Cox, #13 pictured above, remains uncommitted as to where she’ll play her college ball (though Durr, in September, declared for Louisville), but there’s a chance to get some more insight into the future star through a profile that ran this weekend in the Dallas Morning Newswhich takes readers into the start of Cox’s basketball season—coming just four days after the end of her volleyball season ended. 

Colleges are recruiting her for basketball and volleyball and she hasn’t ruled out playing both. And what if she hadn’t given up track, where she was an all-around standout, winning a national AAU high jump gold medal at age 11 and district and area discus and shot put titles as a Flower Mound freshman?

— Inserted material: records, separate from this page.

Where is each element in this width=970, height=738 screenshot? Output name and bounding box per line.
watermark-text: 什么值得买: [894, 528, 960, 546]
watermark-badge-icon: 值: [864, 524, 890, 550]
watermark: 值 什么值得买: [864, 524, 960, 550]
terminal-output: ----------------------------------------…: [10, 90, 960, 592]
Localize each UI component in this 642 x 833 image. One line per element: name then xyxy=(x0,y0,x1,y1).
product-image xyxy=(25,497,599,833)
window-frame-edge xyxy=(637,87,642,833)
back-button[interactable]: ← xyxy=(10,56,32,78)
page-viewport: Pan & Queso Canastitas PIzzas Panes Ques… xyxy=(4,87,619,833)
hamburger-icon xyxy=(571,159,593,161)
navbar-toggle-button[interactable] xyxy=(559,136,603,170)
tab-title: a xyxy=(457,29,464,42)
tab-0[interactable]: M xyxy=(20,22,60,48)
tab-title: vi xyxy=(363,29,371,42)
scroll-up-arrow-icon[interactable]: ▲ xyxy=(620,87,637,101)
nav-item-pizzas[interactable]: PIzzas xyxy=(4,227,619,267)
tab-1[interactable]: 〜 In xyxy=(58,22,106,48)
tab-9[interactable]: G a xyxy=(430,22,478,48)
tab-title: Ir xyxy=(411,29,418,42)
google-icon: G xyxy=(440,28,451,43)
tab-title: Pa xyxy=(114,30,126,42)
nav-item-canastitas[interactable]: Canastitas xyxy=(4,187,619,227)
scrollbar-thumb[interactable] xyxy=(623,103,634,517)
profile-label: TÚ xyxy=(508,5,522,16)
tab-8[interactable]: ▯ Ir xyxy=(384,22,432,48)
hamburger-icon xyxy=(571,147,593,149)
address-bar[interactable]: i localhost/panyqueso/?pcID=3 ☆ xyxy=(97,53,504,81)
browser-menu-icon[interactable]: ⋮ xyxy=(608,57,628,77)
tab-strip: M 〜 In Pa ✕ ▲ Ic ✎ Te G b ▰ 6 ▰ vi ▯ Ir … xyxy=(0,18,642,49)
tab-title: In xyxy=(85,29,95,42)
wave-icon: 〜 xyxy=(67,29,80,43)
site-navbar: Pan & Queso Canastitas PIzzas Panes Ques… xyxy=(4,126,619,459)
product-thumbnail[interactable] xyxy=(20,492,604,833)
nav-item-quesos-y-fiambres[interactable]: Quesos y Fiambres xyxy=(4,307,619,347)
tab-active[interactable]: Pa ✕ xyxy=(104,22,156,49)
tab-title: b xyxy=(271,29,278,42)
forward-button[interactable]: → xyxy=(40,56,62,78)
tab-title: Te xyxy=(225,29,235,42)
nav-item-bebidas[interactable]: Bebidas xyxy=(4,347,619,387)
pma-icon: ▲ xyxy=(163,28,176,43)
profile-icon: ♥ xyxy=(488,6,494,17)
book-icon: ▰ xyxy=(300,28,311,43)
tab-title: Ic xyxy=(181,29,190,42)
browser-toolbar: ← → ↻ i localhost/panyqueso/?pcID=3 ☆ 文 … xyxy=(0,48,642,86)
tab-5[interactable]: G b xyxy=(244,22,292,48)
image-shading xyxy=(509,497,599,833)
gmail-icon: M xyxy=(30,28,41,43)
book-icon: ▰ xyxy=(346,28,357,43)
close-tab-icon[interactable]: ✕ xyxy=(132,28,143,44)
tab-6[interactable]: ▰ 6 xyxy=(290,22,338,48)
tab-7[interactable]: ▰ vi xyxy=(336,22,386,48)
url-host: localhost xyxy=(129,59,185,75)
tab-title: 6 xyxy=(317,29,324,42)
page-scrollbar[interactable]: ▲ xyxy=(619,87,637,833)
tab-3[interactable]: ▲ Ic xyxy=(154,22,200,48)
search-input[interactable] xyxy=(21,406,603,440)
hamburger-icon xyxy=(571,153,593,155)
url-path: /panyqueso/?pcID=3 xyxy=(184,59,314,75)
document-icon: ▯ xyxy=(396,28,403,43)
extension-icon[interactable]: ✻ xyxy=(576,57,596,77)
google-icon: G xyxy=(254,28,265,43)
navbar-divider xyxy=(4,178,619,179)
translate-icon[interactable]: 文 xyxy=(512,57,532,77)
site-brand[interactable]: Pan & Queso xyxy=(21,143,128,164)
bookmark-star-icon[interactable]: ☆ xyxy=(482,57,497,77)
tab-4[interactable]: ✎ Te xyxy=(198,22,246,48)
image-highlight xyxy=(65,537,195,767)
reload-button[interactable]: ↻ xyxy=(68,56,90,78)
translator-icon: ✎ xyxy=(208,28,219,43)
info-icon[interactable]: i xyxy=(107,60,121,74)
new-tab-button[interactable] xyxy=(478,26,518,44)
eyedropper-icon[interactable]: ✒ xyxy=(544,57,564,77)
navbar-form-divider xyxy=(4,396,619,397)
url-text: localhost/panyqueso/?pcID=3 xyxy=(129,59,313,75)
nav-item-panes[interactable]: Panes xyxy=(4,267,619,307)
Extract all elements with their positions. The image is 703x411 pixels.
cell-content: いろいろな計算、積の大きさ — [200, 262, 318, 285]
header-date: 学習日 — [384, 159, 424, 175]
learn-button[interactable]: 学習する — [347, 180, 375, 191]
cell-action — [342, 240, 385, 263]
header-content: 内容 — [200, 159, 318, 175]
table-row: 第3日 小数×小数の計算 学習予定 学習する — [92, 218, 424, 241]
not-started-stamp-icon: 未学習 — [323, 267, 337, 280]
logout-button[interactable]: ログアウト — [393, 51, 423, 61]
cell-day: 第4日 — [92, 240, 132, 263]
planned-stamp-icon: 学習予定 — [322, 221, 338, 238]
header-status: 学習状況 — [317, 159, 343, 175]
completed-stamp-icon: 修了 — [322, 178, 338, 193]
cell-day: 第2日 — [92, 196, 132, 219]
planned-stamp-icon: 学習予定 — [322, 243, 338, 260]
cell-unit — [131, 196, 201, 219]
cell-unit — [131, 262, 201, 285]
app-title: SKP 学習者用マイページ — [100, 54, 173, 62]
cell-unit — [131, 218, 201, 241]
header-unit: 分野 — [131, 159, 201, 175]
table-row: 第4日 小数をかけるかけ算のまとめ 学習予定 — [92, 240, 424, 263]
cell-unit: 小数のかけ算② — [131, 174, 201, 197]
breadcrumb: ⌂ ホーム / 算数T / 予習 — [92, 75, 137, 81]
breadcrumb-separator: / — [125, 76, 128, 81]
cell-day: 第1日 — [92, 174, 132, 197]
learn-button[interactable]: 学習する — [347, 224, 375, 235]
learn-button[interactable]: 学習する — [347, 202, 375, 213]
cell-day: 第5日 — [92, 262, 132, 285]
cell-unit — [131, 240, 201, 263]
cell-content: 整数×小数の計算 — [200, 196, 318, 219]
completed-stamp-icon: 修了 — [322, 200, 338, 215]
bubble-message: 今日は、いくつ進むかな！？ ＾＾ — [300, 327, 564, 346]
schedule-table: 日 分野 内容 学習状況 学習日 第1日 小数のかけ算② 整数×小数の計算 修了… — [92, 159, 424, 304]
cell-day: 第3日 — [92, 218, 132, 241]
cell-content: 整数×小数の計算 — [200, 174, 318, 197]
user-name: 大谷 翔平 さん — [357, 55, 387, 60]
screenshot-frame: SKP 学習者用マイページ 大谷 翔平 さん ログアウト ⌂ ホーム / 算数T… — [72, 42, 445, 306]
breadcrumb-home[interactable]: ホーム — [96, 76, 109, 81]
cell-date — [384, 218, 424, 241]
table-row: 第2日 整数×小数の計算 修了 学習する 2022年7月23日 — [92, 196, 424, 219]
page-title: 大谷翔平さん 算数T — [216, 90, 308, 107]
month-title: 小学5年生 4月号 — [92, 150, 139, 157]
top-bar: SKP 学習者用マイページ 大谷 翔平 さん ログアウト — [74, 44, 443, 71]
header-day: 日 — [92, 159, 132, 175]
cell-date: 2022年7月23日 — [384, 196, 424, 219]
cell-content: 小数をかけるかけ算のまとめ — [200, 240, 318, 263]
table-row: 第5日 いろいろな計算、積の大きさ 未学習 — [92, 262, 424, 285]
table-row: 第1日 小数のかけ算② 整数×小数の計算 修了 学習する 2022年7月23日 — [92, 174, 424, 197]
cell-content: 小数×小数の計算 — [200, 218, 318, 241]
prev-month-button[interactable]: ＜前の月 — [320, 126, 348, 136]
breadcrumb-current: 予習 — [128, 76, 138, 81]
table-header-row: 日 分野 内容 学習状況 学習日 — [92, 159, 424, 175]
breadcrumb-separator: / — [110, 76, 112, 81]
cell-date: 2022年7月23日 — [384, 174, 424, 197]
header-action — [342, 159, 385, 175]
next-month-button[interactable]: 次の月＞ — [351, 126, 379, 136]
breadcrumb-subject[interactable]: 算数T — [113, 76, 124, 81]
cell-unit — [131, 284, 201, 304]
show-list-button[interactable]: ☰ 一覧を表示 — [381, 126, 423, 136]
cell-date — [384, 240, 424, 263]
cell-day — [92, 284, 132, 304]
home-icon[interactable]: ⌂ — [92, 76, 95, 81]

“I was actually telling my dad the other day that I miss hurdles,” she said. “I could probably run [high school track] if I wanted to, but that’s a lot on my body, already playing two sports.”

Cox’s parents are both former college ballplayers themselves, we learn: her dad, Dennis (who is also six-foot-four), and her mom, six-foot-two Brenda, played at Missouri’s Central Methodist University and at SMU, respectively. They’ve got four girls, including Lauren, and all of them are names that those who follow sports and athletics in Texas might be hearing for years to come: her sisters, who range in age from ten to thirteen, are all active athletes, as well. Dennis Cox told the paper that “At 5, I think most parents of girls want them dancing or in gymnastics. We just toss them into sports.” It worked out well enough for Lauren, who set a high-jump record that still stands today for the Texas Amateur Athletic Federation when she was eight years old. 

But the most interesting stuff that the Morning News unearthed involves the recruiting process for star female athletes, and how the Cox family is handling the intense interest in their daughter: 

Drawing from recruiting experiences of Lauren’s older USA Basketball teammates, the Cox family tried to contain the frenzy by limiting the field and establishing parameters.

First, Dennis gave Lauren a packet of all 351 Division I basketball schools. Lauren circled the schools she was interested in and crossed out the others. The family contacted every school to inform them of Lauren’s list of 29 schools.

Coaches were asked to call or text only during a two-hour window on weeknights, a several-hour period on weekends and never on game days.

Between Sept. 9 and 29, NCAA rules allowed for coaches to have direct contact with recruits and parents on high school campuses. The Cox family did not want any of the visits to occur on volleyball game days, which left 11 school days.

Nelson arranged for 20 coaches to come to the Flower Mound campus to visit with Cox and her parents during those 11 days, making sure there were no more than three in one day.

Through that process, Cox has pared down the list of 29 schools to seventeen, the paper reports—which still gives her a whole lot of options, and a serious decision to be made. While the family is adamant about keeping the names on that list to themselves, and refuses to offer a timetable for the decision, they do admit that it includes “the usual suspects.” 

If that means it includes the top ten programs in the country, there’s a decent chance that Cox might be staying in Texas for college: A&M, Baylor, and UT all rank at #5, #8, and #9, respectively. But wherever she ends up, Cox is part of a ongoing trend of Texas natives who are excelling in the sports world on a national level. 

CBS noted that yesterday during its broadcast of the Dolphins/Lions NFL game, where Texas-raised quarterbacks Ryan Tannehill and Matthew Stafford competed for each team.

But the list extends through just about every sport. Cox is looking to be part of a trend that includes Tannehill, Stafford, and the rest of the names on CBS’ infographic, but also, say, Phoenix Mercury center Brittney Griner (whom Cox played against at a Baylor camp when she was in eighth grade—”she was so tall and hard to shoot over,” she says), USMNT captain Clint Dempsey, NBA all-star Chris Bosh and LaMarcus Aldridge, Olympics gold medal gymnast Nastia Liukin, etc, etc. 

There’s good reason to believe that, in the years to come, Lauren Cox’s name might be among them, so it’s worth getting to know her now.